Behind Sergeant Duke, on the other side of the window, the world was almost dark. The lightbulb above the desk reflected yellow in one of the four mottled panes of glass. In the gap at the bottom of the sash, where the window was partly open, Mount Lofty’s ridgeline appeared at intervals as flutters of lightning flared against the deep navy sky.
The range had been a compass all his life; Percy could have drawn the outline of its scarp in his sleep. The Kaurna people of the plains believed that once upon a time, a great ancestral giant had been killed, his body collapsing to form the ridge, his ears becoming the twin summits of Mount Lofty and Mount Bonython. Jimmy Riley had told him that a long time ago, when the two of them were camping out near Cleland. His face, lit by the flickering campfire, had worn an expression on it of loss and pride.
Jimmy would be with the search party. He was the best tracker this side of Alice Springs. Young Eric Jerosch had some fine skills, too. Only a few years older than Percy’s eldest and still a probationary constable, but he volunteered as scout master for the Piccadilly Valley group and knew the Hills almost as well as Percy had as a lad.
The wind outside had picked up and Percy could hear the scritching noise of fine twiggy branches scraping against the iron roof. Awarm gust brought with it the smell of fresh rain hitting parched earth. Somewhere, not too far off, it was already coming down. Percy was impatient. His time would be better spent helping to find the baby than it was sitting in this stuffy room.
A clutch of cockatoos took flight, screeching on the wing as they soared across the dark sky to shelter, and as if receiving a signal Sergeant Duke closed his notepad. “That’s enough for tonight, Mr.
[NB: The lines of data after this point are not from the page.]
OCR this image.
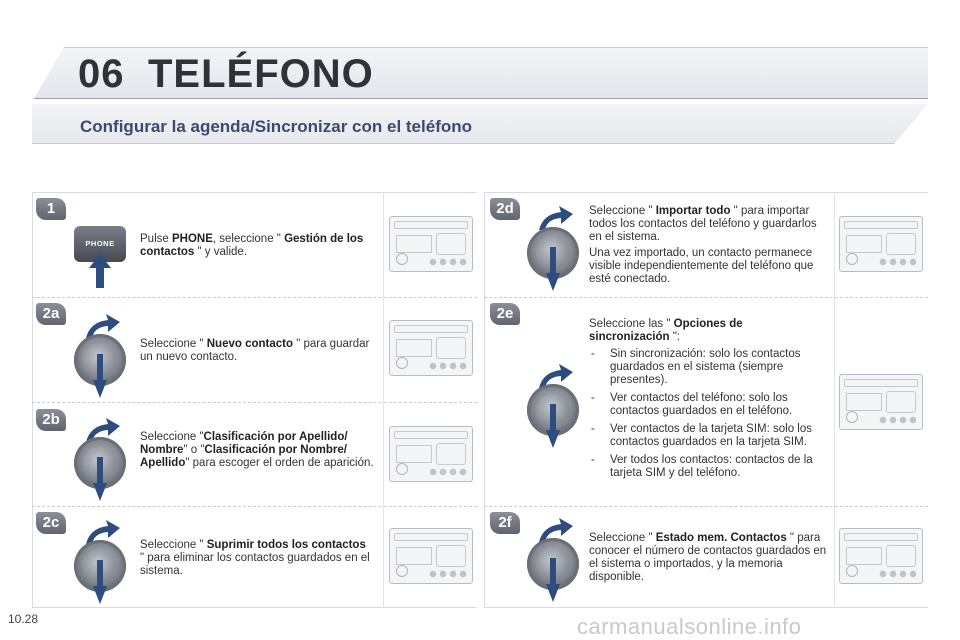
06 TELÉFONO
Configurar la agenda/Sincronizar con el teléfono
1
PHONE	Pulse PHONE, seleccione " Gestión de los contactos " y valide.
2a
Seleccione " Nuevo contacto " para guardar un nuevo contacto.
2b
Seleccione "Clasificación por Apellido/ Nombre" o "Clasificación por Nombre/ Apellido" para escoger el orden de aparición.
2c
Seleccione " Suprimir todos los contactos " para eliminar los contactos guardados en el sistema.
2d	Seleccione " Importar todo " para importar todos los contactos del teléfono y guardarlos en el sistema.
Una vez importado, un contacto permanece visible independientemente del teléfono que esté conectado.
2e
Seleccione las " Opciones de sincronización ":
- Sin sincronización: solo los contactos guardados en el sistema (siempre presentes).
- Ver contactos del teléfono: solo los contactos guardados en el teléfono.
- Ver contactos de la tarjeta SIM: solo los contactos guardados en la tarjeta SIM.
- Ver todos los contactos: contactos de la tarjeta SIM y del teléfono.
2f
Seleccione " Estado mem. Contactos " para conocer el número de contactos guardados en el sistema o importados, y la memoria disponible.
10.28	carmanualsonline.info
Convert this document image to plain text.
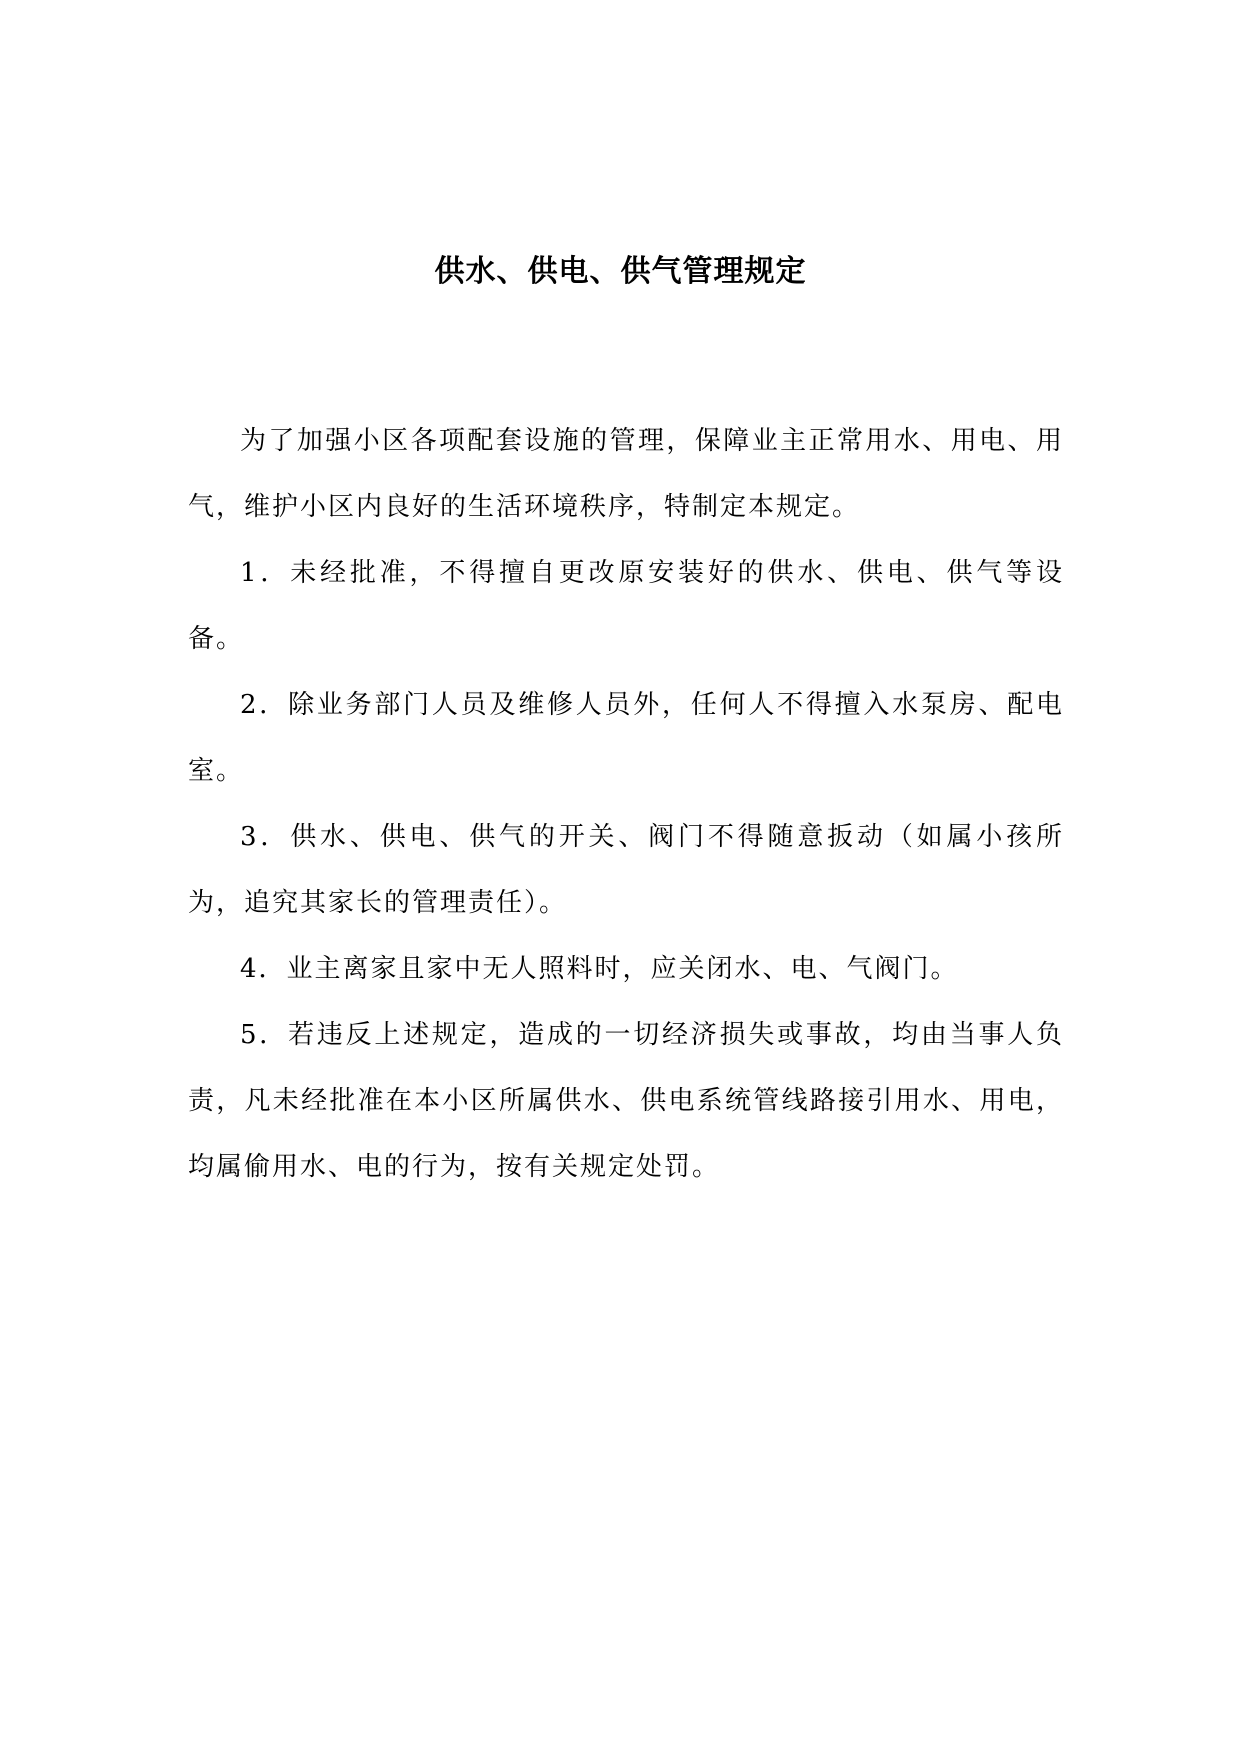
供水、供电、供气管理规定

为了加强小区各项配套设施的管理，保障业主正常用水、用电、用气，维护小区内良好的生活环境秩序，特制定本规定。

1．未经批准，不得擅自更改原安装好的供水、供电、供气等设备。

2．除业务部门人员及维修人员外，任何人不得擅入水泵房、配电室。

3．供水、供电、供气的开关、阀门不得随意扳动（如属小孩所为，追究其家长的管理责任）。

4．业主离家且家中无人照料时，应关闭水、电、气阀门。

5．若违反上述规定，造成的一切经济损失或事故，均由当事人负责，凡未经批准在本小区所属供水、供电系统管线路接引用水、用电，均属偷用水、电的行为，按有关规定处罚。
Summers,” he said. “I’m sure you’re ready to get home. I know my wife will be wondering where I am.”
Percy eased himself out of the chair. His muscles were tight from the ride and the heat and the day’s tension, the distress of what he’d found. He stumbled a bit as he gathered his saddlebag from where he’d put it by the base of the desk.
“And Mr. Summers—leave a note of your boot type and size at the front, if you wouldn’t mind,” Sergeant Duke said with a final nod.
“I’ll walk you out.” Hugo Doyle placed a solid hand on Percy’s back as they left the interview room and headed down the narrow hall.
Neither man spoke a word until they reached the front office, where Doyle said in a low voice, “Sorry, Perce. They’ve sent the top brass up from Adelaide for this one.”
Percy nodded that he understood. “Anything I can do to help.”
“Hell of a thing. All of them just lying there like that. Last thing a man expects to find.”